Transformative Leaders Value Significance Over Success

I would like to begin by asking you an important question:

If you were doomed to live the same life over and over again for eternity, would you choose the life you are living now? The question is interesting enough, but I've always thought the point of asking it is really the unspoken, potentially devastating follow up question.That is, if the answer is no, then why are you living the life you are living now? Stop making excuses, and do something about it.
-William Alexander, The $64 Tomato

I would like to follow up that question with an Indian proverb, "When you were born, you cried and the world rejoiced. Live your life in such a way so that when you die, the world cries and you rejoice." We often come to the realization that we are not living the life we desire for ourselves, our descendants, or the people around us. We are stuck in the conundrum of everyday life and going through the motions, but we rarely go further than that realization. Think about it this way:  how can we live our life so that the world cries when we die and we rejoice?

We mostly spend our lives conjugating three verbs: to want, to have, to do.  We forget that none of these verbs have any ultimate significance, except so far as they are transcended by and included in the fundamental verb, to be.
-Evelyn Underhill

Our identity becomes unstable because it is shaped solely by our personal past experiences. We come to have more perceived reality than truth, more premature judging than accurate assessments, and more distrust than trust. Because we've come to identify with world standards like power, prestige, and privilege our identity becomes shaped by these.

The results are clear, particularly in the corporate world.

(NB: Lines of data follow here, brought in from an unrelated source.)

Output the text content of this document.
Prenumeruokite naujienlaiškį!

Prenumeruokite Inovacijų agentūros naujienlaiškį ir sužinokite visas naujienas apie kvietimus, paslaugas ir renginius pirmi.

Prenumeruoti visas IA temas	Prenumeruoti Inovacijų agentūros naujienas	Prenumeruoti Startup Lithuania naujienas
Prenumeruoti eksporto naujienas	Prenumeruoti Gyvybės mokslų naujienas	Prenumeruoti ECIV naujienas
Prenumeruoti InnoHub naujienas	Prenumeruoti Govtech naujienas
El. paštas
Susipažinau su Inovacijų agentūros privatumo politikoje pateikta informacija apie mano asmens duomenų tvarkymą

There is corporate idolatry, attachments, and addictions. We see all of these in examples like Volkswagen's recent emission deception. Because of customer dishonesty, there is a lack of trust and truth. There is disorder among employees because they are unable to see the bigger picture or trust their leaders.  Corporations resort to power and authority, instead of love and service, to enhance performance.

Through this, we see the development of fear in our lives:

  •      Because I cannot trust my company, I will seek trust in myself
  •      Because I cannot trust my leaders, I will question every decision
  •      Because I cannot trust that my performance will receive just rewards, I will seek to do what is minimally required.

As transformative leaders we can make a difference and break out of the vicious cycle that has been created in the world around us. The will can do it all - except one thing: undo that which it has done.

"We are, in truth, more than half what we are by imitation.The great point is to choose models and to study them with care."
-Lord Chesterfield

The difference maker is the transformative leader the one who chooses love over power, service over authority, trust over fear, and dignity over deception. Transformative leaders choose significance over success, and when they do, the world rejoices.